The idea that the fighters featured in MultiVersus aren’t actually the ‘real’ characters, but digital copies sent to fight in their place is a pretty smart way of rationalizing the video game’s concept. It’s also not that different from the explanation of the participating characters in Super Smash Bros. In that game, the fighters aren’t the actual characters, but toys whose fights are acted out in the imagination of a child. Though similar, MultiVersus finds a new and creative spin on that small piece of Smash lore and really makes it its own.
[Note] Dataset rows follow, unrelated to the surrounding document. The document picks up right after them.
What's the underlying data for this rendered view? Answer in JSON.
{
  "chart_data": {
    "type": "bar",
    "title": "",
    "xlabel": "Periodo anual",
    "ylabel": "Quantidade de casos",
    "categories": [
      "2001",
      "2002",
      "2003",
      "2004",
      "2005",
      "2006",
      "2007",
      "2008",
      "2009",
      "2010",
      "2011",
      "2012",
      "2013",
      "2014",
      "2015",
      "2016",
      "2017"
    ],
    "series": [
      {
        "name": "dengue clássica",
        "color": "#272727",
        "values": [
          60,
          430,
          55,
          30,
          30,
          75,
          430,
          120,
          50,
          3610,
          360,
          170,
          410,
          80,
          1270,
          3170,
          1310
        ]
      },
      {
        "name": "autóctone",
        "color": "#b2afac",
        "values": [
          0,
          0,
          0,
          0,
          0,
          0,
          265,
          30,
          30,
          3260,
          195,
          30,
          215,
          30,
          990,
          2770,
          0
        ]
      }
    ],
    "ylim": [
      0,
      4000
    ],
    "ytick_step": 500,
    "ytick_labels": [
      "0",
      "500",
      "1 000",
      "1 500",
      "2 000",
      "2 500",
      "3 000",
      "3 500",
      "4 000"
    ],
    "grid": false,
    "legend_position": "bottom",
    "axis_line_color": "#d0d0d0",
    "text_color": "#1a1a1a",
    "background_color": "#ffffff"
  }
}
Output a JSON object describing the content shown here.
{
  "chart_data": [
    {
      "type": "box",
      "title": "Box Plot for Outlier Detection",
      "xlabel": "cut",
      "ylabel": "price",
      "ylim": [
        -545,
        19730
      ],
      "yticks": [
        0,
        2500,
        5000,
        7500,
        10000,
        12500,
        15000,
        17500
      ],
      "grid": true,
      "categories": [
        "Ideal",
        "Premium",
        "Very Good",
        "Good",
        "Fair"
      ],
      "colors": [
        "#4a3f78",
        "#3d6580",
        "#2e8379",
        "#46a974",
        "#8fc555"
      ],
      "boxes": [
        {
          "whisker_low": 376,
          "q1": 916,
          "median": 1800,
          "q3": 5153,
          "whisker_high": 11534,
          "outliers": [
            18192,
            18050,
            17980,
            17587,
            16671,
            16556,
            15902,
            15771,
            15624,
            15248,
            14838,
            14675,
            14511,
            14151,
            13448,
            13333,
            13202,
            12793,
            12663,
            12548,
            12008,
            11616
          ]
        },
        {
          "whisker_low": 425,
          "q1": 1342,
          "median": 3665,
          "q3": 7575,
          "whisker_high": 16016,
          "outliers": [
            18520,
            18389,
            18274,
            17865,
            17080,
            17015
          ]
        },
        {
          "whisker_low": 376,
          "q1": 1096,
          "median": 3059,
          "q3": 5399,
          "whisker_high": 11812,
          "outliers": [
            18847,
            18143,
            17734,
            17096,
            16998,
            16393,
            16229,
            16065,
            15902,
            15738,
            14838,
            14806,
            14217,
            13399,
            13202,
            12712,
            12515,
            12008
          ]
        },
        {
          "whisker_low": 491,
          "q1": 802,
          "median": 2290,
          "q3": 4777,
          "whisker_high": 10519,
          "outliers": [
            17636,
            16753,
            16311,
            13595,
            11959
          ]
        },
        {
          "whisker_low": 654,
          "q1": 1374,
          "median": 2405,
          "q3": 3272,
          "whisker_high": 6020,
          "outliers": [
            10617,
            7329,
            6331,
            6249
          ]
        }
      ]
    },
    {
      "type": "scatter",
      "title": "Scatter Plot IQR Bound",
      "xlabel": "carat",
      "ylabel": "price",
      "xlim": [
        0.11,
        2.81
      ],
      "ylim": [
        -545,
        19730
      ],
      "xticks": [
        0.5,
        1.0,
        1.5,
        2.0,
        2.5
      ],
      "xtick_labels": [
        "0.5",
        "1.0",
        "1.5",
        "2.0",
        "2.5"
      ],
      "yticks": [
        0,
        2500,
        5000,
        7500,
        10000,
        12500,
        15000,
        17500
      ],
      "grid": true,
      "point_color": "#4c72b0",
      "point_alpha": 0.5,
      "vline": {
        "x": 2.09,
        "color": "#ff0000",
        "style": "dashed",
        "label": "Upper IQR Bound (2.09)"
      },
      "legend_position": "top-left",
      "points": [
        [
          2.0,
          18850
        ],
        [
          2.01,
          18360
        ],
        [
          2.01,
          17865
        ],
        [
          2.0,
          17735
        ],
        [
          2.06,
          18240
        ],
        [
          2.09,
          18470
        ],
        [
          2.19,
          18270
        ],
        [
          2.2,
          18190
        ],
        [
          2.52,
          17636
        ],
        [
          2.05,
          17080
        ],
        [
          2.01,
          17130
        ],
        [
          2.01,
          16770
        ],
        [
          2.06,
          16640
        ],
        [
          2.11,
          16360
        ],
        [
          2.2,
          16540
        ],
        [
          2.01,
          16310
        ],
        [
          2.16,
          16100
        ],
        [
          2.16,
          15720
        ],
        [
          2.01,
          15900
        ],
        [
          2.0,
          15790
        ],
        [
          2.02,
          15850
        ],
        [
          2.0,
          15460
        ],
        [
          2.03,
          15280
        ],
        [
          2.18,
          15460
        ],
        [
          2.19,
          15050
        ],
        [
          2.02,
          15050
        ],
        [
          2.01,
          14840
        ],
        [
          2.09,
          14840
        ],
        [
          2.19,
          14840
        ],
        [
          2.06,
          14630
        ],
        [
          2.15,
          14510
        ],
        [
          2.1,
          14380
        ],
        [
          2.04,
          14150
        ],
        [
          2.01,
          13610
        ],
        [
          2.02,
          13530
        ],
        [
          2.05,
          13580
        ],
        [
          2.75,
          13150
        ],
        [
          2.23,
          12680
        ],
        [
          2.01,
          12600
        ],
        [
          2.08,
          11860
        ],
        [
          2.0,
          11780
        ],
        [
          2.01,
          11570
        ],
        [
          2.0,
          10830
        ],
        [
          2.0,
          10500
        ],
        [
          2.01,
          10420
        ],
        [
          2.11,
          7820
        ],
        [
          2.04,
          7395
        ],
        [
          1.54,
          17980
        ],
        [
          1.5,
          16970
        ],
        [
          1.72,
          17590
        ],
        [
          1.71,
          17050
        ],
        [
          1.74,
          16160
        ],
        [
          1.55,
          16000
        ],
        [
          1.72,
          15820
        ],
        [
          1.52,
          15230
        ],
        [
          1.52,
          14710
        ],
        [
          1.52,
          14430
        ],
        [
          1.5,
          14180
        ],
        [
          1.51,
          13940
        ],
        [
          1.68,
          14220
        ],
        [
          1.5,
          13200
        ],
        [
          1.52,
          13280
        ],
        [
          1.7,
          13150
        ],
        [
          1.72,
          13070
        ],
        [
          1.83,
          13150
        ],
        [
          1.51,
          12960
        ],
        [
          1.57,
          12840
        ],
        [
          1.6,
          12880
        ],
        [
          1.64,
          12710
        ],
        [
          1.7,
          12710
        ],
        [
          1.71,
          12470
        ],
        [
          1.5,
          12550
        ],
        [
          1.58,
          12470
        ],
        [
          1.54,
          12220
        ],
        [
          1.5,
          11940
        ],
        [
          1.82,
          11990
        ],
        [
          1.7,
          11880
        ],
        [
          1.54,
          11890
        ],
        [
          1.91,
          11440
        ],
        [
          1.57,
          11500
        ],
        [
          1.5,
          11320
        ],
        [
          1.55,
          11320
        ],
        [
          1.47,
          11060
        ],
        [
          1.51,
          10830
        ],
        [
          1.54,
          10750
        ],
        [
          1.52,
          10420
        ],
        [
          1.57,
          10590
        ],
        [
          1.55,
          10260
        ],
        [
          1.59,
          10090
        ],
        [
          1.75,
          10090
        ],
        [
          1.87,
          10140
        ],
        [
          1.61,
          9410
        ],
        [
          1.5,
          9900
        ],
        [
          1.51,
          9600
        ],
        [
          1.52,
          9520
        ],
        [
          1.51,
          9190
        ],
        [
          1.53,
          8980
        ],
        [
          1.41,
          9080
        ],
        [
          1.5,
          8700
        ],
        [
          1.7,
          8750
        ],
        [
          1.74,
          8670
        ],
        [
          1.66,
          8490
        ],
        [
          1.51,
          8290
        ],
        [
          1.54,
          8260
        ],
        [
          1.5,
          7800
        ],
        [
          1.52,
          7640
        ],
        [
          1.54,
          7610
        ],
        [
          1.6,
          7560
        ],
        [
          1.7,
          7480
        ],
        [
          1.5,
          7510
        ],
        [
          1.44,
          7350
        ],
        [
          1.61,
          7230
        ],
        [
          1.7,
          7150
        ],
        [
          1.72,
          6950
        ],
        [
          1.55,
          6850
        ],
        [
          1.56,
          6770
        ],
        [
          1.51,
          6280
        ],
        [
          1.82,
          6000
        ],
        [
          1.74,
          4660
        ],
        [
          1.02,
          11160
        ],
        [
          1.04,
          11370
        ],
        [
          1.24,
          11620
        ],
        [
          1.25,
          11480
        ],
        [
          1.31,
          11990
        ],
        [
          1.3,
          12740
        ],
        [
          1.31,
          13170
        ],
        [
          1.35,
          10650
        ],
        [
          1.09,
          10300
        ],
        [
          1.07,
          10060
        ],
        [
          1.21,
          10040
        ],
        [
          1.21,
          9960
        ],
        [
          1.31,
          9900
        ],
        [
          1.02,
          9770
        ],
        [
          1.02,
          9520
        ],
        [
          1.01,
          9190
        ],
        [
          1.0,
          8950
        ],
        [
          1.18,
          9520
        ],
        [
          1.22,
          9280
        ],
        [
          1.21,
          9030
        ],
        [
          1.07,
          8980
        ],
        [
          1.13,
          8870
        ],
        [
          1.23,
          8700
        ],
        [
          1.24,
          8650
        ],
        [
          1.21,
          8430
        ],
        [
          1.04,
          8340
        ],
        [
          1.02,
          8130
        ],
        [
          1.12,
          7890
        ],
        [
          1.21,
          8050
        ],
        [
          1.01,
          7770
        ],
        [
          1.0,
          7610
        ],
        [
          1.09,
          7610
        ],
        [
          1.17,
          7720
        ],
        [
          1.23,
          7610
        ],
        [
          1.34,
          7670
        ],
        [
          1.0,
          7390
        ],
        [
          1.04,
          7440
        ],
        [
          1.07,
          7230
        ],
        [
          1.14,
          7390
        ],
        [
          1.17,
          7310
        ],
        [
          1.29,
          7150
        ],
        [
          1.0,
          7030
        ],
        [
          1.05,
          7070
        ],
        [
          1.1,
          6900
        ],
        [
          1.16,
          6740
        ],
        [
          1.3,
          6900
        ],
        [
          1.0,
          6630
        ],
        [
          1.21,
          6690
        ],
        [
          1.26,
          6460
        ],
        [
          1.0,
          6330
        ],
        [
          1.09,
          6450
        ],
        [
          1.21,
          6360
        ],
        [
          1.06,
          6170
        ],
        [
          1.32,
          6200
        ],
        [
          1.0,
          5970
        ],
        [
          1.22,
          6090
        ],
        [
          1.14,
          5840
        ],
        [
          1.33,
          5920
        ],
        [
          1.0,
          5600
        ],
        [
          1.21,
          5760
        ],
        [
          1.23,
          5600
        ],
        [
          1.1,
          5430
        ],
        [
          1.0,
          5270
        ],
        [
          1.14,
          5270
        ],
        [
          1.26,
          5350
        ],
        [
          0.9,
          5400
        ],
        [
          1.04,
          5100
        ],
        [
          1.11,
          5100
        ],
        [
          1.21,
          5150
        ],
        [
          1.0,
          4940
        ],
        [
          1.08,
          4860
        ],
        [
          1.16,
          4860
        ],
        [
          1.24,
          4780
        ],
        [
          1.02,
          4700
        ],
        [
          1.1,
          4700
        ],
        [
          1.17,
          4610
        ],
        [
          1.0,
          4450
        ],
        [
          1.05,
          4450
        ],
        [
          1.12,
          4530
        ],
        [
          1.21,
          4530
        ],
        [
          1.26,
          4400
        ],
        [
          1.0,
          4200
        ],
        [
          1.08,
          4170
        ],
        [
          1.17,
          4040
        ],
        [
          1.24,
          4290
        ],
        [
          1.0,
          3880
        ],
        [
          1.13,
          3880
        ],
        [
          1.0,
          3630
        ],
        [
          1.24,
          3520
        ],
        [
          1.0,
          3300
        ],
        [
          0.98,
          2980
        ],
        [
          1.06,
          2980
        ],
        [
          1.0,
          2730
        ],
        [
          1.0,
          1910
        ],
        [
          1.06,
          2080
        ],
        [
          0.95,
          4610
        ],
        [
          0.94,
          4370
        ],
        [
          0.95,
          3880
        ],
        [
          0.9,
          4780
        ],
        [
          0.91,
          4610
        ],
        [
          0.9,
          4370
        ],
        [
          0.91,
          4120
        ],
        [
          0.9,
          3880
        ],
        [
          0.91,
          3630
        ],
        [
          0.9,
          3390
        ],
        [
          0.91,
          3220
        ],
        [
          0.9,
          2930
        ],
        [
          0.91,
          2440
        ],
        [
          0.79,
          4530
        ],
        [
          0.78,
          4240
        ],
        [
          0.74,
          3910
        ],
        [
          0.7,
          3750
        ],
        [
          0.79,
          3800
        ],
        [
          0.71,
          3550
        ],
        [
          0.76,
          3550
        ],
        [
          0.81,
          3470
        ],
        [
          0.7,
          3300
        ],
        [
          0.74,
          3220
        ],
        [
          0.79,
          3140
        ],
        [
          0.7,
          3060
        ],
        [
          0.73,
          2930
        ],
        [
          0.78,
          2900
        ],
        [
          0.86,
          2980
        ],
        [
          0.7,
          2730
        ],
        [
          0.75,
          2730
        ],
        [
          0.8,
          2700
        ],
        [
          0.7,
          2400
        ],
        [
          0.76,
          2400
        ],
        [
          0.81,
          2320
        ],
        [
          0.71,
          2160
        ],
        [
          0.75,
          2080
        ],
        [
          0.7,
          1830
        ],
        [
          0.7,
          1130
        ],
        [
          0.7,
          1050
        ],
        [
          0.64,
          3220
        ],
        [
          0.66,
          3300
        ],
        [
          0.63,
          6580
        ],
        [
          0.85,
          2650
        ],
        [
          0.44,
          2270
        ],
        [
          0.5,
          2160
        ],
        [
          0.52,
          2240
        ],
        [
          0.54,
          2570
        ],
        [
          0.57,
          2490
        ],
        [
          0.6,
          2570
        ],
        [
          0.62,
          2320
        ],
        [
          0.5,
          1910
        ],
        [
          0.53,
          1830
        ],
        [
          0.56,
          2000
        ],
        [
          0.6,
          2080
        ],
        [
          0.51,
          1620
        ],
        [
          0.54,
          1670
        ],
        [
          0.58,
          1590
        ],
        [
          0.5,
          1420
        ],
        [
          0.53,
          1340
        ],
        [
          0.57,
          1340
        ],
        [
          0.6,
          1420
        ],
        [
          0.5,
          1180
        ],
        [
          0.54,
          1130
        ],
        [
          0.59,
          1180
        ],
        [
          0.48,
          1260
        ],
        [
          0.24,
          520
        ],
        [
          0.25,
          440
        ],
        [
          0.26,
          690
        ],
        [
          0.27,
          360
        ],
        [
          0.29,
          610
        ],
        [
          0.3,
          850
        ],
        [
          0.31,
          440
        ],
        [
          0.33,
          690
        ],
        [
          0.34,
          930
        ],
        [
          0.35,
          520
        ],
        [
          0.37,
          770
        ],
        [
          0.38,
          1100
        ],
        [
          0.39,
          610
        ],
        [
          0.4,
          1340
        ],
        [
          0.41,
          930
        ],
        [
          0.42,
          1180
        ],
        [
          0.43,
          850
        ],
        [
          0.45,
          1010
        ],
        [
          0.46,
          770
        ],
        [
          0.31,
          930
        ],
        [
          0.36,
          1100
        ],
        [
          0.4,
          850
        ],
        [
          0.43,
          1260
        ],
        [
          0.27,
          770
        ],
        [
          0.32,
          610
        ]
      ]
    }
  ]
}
MultiVersus’ Key Lore Helps It Neatly Fit Within Multiple Continuities

It Doesn’t Have to Impact the Main Canon if Fans Don’t Want It

A game like MultiVersus can exist in a vacuum and not impact these franchises. But for fans who like the idea, they can imagine that MultiVersus is a part of Scooby-Doo or Batman’s world and that parts of these characters really are fighting in Devoid’s games thanks to Steven’s Quantum Magnets. It’s a fun little twist to these bigger franchises and it doesn’t impact them if fans would prefer not to think of Superman fighting Tom and Jerry. Just like how Super Smash Bros isn’t really Nintendo’s all-stars fighting one another, MultiVersus’ fighters are just copies of the genuine articles.

MultiVersus: Collision Detected #6 is available now from DC Comics.